Thursday, August 30, 2007

Marijuana's Bad, Mmmmkay?

Growing up like I did, with illicit substances always around the house in the hands of my stoner parents, I guess I have a hard time understanding -- even though I haven't smoked since I was a high school Junior -- what exactly should make my parents criminals and marijuana illegal. How can something less damaging than alcohol with more legimate medical uses be considered a dangerous narcotic?

This brings me to another one of my random, off-the-wall theories: should marijuana be used to treat menopause? Or better yet, hash brownies? Because if marijuana acts enough like estrogen that males can begin to develop breasts after enough exposure (supposedly), then why exactly aren't we using it to treat women with hormonal imbalances across the spectrum? Imagine it, hash brownies -- pot and chocolate -- being used to treat women for entire spectrums of problems, relatively naturally! Or maybe I'm just talking out of my ass -- I'm not a chemist or a biologist. But if I'm right, think of the potential! :-P

It just always struck me as funny that even the big three illegal drugs -- marijuana, heroin, and cocaine -- all have legimate medical uses. Novacaine is a synthetic form of the main painkiller in cocaine, and it replaced the use of cocaine in modern medicine. Heroin is a derivative of morphine. Then there's pot, the seeming wonder drug. A myriad of uses is possible with the most harmless of the big three, and I really wonder why we don't just give up the stupid war on hash. What good has that part of the Drug War ever really brought us? Although I'm in danger of sounding like every other pothead legalization advocate -- or as they call themselves, the "anti-prohibition" movement -- I really do think we need to give it up and make weed a regulated substance, complete with sin tax.

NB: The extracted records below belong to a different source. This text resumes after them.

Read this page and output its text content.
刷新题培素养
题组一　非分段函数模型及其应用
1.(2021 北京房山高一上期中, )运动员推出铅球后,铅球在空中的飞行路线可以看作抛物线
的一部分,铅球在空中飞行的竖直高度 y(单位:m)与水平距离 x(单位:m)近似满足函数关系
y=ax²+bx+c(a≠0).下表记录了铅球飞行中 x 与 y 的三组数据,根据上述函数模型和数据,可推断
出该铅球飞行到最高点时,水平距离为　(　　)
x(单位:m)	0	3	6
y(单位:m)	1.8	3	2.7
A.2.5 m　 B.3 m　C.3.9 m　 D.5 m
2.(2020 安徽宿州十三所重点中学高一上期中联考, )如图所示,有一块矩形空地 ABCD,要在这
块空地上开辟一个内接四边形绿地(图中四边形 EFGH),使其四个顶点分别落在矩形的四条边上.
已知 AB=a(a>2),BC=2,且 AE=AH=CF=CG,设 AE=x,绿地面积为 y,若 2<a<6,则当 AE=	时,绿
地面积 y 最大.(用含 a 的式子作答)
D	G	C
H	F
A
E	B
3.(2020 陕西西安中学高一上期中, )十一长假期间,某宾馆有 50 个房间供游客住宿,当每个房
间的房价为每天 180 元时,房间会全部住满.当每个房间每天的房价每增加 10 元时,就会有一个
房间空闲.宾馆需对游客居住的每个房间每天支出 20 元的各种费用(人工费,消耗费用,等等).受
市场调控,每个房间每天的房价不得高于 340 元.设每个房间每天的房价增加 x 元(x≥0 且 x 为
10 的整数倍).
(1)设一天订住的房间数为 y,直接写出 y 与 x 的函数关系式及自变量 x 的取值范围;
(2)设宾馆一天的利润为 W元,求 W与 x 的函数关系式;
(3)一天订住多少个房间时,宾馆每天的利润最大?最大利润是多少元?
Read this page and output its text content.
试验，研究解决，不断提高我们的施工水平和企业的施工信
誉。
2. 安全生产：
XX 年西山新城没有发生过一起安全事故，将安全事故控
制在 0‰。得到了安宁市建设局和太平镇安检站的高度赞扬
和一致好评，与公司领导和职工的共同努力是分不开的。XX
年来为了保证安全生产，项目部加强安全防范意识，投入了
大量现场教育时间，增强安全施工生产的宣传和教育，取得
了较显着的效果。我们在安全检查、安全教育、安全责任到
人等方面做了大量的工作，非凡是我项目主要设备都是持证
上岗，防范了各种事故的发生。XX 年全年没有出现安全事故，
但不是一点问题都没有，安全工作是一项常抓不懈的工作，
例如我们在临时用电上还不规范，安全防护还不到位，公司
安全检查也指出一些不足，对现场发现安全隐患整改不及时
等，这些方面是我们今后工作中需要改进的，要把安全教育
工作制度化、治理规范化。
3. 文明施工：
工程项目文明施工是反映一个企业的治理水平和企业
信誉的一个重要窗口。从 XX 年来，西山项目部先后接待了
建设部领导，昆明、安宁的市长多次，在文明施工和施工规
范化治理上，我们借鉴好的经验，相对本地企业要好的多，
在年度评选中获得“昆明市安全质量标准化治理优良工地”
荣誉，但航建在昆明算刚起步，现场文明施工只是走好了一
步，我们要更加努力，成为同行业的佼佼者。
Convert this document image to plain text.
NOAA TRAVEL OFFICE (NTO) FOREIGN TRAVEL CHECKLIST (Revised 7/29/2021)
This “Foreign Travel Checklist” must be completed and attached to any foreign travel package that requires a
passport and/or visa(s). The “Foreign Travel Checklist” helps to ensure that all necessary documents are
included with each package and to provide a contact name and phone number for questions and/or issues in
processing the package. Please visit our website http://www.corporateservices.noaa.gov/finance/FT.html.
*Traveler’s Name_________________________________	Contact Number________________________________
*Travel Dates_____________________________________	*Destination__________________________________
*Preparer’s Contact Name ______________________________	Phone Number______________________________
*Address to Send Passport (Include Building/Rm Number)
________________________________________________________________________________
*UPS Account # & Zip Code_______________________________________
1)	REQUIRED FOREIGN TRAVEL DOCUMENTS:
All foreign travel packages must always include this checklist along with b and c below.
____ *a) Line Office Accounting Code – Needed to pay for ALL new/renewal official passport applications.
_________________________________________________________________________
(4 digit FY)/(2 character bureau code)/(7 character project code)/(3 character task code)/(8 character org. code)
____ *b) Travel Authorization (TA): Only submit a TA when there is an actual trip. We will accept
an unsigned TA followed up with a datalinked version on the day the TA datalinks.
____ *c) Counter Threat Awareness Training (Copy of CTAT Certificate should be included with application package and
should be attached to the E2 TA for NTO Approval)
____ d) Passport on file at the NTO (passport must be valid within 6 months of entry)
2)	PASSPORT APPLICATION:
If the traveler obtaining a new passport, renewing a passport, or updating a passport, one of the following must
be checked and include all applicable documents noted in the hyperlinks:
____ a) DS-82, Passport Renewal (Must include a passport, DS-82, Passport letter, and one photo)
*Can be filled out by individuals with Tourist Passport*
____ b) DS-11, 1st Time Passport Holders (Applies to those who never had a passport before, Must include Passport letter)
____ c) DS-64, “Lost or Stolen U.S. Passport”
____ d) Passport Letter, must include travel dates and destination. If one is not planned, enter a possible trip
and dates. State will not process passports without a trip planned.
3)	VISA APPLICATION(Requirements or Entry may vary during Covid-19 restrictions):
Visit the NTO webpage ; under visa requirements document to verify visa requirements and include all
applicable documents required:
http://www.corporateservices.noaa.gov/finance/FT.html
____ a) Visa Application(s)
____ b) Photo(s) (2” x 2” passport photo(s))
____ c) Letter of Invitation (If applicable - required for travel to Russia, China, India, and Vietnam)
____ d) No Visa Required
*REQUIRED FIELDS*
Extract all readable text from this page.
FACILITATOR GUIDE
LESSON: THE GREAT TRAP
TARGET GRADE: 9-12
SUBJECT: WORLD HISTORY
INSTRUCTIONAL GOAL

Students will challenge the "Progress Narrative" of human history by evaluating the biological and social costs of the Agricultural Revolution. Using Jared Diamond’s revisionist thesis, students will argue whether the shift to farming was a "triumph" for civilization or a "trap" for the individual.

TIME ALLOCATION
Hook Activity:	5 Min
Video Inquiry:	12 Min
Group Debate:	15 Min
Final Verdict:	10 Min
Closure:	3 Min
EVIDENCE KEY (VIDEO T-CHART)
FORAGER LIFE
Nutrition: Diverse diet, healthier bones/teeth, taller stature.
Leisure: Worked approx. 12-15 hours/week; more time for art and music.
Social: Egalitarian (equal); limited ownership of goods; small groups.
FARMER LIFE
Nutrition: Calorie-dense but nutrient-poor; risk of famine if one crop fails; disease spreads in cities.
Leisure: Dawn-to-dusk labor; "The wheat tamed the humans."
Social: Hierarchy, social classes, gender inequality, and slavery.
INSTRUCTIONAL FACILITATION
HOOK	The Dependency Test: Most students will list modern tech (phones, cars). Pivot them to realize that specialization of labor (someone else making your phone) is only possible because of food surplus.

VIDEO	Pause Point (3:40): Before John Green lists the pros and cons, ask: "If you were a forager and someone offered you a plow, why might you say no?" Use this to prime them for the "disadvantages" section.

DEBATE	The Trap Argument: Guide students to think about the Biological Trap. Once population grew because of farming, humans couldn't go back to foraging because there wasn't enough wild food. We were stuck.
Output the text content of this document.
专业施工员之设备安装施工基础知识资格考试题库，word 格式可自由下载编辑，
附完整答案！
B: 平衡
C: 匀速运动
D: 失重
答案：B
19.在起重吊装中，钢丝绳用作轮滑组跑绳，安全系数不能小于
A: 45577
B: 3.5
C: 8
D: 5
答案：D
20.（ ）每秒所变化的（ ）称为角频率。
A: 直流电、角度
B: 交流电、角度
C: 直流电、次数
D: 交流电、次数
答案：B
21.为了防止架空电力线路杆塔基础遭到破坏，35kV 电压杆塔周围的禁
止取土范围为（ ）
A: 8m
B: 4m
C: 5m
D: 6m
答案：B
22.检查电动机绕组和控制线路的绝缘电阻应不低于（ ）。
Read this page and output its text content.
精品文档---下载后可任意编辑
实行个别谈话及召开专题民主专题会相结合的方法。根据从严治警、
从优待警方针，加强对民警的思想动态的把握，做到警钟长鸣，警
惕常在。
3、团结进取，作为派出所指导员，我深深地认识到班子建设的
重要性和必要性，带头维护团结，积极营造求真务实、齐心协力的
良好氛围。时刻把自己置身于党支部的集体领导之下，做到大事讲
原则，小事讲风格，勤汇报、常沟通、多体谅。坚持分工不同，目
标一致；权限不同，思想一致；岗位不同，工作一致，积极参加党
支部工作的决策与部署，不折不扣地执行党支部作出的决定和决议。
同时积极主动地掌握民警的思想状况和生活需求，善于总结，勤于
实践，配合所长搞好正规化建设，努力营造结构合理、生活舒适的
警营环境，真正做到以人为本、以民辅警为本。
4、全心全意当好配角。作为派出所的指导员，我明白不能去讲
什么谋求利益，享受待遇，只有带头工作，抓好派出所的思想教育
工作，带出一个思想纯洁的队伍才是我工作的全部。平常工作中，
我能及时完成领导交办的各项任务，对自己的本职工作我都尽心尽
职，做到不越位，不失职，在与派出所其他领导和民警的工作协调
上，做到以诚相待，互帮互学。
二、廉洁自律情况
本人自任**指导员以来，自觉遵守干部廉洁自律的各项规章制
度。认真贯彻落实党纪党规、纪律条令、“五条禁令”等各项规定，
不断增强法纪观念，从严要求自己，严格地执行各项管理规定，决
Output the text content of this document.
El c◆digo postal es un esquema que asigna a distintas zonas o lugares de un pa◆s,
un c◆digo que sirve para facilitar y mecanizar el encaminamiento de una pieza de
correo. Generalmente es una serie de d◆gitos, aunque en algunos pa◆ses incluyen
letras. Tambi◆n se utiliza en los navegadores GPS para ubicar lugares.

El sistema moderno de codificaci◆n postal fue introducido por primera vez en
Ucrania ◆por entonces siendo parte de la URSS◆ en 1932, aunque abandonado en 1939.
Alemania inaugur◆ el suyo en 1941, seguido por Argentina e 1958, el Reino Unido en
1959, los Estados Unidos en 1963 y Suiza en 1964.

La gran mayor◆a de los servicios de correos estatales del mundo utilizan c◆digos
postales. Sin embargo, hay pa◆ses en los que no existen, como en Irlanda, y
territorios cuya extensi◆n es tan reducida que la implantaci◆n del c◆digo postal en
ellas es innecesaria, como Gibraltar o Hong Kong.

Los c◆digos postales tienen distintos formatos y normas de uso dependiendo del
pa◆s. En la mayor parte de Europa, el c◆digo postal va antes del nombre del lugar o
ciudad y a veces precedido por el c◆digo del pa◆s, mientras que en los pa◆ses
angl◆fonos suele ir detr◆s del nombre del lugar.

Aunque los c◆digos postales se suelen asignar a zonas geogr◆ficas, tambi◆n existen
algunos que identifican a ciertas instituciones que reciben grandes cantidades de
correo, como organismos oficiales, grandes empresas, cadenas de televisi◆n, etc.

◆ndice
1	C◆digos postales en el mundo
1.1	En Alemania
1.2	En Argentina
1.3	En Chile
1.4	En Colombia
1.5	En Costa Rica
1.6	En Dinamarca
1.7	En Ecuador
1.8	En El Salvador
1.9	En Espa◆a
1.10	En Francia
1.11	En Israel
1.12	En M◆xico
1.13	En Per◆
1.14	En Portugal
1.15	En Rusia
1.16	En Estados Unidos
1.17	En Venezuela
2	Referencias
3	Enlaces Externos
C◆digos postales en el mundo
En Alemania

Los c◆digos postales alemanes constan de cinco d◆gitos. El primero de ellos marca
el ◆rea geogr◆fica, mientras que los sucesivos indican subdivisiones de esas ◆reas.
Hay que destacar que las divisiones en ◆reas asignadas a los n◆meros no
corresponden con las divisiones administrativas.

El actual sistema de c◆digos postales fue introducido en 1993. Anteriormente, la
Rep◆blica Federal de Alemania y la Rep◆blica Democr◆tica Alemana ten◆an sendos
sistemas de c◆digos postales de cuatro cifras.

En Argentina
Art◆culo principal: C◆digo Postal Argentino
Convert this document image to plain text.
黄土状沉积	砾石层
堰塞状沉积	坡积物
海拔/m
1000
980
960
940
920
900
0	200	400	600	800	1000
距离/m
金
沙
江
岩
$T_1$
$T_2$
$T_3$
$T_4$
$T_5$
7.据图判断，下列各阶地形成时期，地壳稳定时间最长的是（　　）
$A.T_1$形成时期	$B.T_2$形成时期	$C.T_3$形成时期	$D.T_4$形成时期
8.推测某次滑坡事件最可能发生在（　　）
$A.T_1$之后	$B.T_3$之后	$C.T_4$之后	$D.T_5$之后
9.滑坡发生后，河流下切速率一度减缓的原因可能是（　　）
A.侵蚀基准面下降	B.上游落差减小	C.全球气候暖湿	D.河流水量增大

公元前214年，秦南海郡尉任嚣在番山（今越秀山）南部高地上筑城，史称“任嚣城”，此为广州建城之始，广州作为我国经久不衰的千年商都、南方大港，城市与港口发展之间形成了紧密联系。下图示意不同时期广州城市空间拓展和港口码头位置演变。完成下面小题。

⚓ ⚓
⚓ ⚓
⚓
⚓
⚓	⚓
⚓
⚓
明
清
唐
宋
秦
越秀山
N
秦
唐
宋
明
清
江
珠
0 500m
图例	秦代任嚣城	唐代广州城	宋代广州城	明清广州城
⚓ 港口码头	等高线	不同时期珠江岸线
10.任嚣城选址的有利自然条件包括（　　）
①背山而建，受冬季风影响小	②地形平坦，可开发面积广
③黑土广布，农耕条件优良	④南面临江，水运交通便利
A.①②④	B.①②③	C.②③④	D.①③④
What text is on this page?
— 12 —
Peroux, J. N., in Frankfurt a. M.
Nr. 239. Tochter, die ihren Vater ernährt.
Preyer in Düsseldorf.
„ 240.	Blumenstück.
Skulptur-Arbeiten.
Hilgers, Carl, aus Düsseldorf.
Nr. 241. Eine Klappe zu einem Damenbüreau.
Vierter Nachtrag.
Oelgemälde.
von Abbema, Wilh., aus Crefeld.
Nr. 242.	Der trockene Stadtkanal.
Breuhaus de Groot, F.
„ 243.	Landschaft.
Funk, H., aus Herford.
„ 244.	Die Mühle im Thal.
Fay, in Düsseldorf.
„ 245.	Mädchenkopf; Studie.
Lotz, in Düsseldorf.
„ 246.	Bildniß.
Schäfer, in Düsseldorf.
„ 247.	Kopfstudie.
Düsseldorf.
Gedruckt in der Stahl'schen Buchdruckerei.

I mean, imagine the revenue for state and federal governments from sin taxes on weed. And yes, there would be so many more people who might use it recreationally due to relaxed fears of being screened out of jobs and custodial rights by drug tests; but is that a bad thing? They would be regulated with the strength of their pot under strict control, much like we control the various proofs of alcohol. Let people do with their bodies what they want: you're not going to stop someone from drinking or smoking by enacting draconian laws and punishing them far beyond their crime. You're just creating a lot of bad will towards the law and the government. If the general consensus becomes that there are laws that are unjust and they deserve to be broken, then they will be. But when, then, should people stop ignoring the law? Total freaking anarchy, am I right?

I know I can't be the only one to see this? Are there really that many authoritarians who want to see draconian legislation and bans on (mostly) harmless substances like marijuana maintained and expanded?